BISMARCK, N.D. (AP) — Gov. Jack Dalrymple and a Minnesota-based energy company are pushing the concept of an "energy corridor" that could move oil, natural gas, electricity and water out of western North Dakota.
Dalyrmple and Allete Inc. officials announced the concept on Wednesday at the state Capitol in Bismarck. The idea is to establish a right of way adjacent to Allete's existing electric transmission line from in western North Dakota to Duluth, Minn., where such things as oil and natural gas could be shipped to other markets.
Pipelines in the corridor also could move water to other parts of the state and wastewater from North Dakota's oil patch. Coal-fired power plants' carbon dioxide emissions also could be sent along the corridor to be stored underground or used for enhanced oil recovery, Dalrymple and company officials said.
The corridor would consolidate and simplify the shipment of several energy sources along a single line, cutting costs and lessening impacts to landowners, Dalrymple and Allete Chairman and CEO Alan Hodnik said.
"We will encourage people to look at this," Dalrymple said.
Allete's existing transmission lines carries electricity from its wind farm in western North Dakota and from the Minnkota Power Cooperative's Milton R. Young Station near Center. Allete owns the mine near Center that provides coal to the power plant.
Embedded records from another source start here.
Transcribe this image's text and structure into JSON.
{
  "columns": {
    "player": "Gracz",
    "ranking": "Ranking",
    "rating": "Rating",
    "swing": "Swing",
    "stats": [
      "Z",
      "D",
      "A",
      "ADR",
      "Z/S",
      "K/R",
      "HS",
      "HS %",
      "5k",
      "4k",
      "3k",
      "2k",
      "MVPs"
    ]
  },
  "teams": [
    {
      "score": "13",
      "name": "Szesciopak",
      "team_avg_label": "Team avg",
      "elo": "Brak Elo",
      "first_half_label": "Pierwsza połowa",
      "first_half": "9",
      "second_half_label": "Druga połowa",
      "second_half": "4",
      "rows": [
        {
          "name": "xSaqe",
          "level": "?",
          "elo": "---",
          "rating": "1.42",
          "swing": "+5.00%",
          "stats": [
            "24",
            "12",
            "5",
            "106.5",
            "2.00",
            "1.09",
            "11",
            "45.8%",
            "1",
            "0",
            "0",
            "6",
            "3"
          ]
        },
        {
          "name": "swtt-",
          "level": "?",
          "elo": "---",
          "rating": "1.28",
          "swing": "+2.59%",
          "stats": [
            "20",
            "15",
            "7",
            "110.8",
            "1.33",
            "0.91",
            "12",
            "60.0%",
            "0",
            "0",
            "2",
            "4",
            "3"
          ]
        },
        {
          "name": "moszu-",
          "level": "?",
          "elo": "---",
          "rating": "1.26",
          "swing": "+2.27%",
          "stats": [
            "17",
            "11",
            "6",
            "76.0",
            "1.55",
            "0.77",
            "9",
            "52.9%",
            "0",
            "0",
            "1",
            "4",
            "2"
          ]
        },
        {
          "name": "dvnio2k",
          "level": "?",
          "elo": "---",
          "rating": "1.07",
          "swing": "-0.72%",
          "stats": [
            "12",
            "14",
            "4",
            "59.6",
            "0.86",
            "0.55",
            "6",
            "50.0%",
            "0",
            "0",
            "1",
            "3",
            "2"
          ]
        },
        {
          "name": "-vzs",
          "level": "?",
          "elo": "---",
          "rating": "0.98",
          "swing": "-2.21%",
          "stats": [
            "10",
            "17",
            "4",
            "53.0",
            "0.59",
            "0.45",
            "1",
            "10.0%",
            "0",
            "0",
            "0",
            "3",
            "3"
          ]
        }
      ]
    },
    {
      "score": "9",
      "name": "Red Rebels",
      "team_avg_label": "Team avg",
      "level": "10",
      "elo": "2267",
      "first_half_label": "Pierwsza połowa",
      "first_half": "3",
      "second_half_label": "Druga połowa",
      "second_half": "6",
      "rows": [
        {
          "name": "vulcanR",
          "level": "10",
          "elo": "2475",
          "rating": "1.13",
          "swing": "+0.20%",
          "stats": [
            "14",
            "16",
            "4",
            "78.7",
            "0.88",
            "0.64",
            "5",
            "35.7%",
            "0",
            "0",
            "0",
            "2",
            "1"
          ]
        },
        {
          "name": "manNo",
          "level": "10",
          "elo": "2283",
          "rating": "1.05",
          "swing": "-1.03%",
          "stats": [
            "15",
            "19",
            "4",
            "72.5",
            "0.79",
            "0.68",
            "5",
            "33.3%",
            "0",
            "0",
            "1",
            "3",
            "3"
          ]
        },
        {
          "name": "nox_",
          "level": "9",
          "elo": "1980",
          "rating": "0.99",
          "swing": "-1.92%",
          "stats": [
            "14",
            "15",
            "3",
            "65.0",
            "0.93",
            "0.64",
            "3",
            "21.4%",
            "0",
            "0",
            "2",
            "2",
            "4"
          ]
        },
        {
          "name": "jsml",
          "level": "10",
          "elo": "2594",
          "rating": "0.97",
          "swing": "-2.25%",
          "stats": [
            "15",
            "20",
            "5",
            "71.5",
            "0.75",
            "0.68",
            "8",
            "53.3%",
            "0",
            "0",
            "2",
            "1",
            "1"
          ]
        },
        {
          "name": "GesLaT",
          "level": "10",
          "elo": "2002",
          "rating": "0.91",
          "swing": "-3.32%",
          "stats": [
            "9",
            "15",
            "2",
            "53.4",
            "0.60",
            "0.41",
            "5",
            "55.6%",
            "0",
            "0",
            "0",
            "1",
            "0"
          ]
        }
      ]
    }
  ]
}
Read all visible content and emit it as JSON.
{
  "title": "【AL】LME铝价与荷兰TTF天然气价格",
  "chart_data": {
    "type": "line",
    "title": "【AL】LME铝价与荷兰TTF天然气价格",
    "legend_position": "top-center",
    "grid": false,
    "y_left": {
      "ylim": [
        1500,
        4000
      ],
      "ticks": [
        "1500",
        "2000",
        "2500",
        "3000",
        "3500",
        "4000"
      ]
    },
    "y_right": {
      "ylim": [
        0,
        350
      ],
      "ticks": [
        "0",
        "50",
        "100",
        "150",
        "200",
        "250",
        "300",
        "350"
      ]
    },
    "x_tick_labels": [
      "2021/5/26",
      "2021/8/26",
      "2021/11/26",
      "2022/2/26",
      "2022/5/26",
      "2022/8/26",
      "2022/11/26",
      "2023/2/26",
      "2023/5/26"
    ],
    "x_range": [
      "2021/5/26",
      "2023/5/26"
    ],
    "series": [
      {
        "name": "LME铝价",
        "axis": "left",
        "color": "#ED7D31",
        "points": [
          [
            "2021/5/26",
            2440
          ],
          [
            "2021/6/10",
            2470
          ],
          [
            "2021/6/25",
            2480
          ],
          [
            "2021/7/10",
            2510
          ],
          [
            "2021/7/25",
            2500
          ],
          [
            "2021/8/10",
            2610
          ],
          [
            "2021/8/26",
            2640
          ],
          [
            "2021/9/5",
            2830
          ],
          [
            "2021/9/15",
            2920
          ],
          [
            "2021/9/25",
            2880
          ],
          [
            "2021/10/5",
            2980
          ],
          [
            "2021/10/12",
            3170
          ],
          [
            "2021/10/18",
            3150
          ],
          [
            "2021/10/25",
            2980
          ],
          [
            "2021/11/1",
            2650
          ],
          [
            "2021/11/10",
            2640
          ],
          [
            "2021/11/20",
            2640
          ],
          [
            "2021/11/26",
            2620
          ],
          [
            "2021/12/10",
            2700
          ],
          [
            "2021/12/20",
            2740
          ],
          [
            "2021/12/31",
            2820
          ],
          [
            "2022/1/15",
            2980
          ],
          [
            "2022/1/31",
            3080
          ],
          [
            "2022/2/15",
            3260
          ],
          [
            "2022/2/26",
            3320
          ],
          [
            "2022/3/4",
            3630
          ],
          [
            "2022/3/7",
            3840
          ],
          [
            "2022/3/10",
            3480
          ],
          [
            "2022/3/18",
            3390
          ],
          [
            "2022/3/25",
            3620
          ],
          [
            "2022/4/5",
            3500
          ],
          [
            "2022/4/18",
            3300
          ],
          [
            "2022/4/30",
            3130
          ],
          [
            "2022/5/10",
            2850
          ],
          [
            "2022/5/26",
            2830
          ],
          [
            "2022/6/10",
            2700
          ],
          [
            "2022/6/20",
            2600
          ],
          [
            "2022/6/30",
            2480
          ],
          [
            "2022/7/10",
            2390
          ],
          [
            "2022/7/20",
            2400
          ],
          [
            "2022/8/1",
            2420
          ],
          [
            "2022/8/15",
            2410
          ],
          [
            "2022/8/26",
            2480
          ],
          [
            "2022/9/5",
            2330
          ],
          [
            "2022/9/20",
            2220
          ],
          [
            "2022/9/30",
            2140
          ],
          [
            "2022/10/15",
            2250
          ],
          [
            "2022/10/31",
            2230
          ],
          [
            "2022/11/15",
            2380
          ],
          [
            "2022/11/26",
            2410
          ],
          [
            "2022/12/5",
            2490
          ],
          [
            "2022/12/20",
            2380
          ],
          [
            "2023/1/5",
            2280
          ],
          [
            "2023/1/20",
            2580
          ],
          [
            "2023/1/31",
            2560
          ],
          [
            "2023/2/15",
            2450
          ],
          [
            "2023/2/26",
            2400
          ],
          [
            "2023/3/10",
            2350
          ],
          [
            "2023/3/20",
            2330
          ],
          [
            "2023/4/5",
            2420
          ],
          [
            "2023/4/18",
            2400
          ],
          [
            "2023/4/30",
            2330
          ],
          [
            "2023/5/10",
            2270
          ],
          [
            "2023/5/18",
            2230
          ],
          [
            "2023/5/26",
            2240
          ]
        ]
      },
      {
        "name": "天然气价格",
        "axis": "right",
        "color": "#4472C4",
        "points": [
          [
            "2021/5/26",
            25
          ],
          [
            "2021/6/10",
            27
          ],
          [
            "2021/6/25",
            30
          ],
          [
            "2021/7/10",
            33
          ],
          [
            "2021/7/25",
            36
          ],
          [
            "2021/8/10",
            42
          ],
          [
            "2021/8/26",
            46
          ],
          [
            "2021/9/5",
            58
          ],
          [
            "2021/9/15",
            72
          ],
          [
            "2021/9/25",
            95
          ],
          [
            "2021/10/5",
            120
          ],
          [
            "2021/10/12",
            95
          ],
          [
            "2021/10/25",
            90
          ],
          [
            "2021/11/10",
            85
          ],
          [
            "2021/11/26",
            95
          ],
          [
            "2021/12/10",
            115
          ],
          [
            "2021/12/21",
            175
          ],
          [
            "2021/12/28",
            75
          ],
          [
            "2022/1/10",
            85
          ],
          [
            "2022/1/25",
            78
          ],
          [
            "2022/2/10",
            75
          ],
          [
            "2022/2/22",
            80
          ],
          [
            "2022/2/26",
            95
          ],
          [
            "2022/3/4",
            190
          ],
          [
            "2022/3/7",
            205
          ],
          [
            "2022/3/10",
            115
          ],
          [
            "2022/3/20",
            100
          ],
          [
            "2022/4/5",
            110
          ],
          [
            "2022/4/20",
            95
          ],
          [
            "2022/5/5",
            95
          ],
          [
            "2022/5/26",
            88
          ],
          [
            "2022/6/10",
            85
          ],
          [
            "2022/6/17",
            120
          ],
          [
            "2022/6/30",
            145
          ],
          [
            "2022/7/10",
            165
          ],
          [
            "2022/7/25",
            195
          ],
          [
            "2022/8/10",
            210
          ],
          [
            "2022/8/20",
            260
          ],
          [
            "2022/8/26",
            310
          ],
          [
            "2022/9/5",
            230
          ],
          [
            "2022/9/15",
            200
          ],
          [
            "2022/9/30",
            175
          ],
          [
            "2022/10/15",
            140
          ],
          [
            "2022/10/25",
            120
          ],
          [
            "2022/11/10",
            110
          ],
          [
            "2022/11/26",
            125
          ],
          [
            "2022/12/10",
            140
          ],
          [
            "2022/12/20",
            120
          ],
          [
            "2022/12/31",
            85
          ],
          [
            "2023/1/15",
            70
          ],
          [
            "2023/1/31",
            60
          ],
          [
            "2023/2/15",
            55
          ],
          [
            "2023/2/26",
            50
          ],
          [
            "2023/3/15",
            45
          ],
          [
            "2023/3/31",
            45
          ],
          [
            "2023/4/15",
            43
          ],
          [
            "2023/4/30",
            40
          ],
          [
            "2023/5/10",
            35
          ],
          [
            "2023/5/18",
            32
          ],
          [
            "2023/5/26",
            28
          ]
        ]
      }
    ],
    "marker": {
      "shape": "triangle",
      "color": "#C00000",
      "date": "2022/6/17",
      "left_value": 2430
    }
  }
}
The company also owns, among other things, a Minnesota electric utility that serves more than 140,000 residents and large industrial customers.
Allete officials said they are working with other companies that are interested in the energy corridor concept.
Eric Norberg, president of Allete Clean Energy, a unit of Allete Inc., hinted that a project in the proposed corridor could be made public in about six months.
Dalrymple said his top priority would be to establish a natural gas pipeline along the proposed corridor.
"The odds of that happening are greatly enhanced by this project," Dalrymple said.
About 30 percent of the natural gas produced in North Dakota is burned off as a byproduct of the state's soaring oil production, compared to less than 1 percent in oil fields nationwide. The amount of natural gas that's torched and wasted daily by drillers in North Dakota's oil patch also is costing the state millions of dollars annually in lost revenue.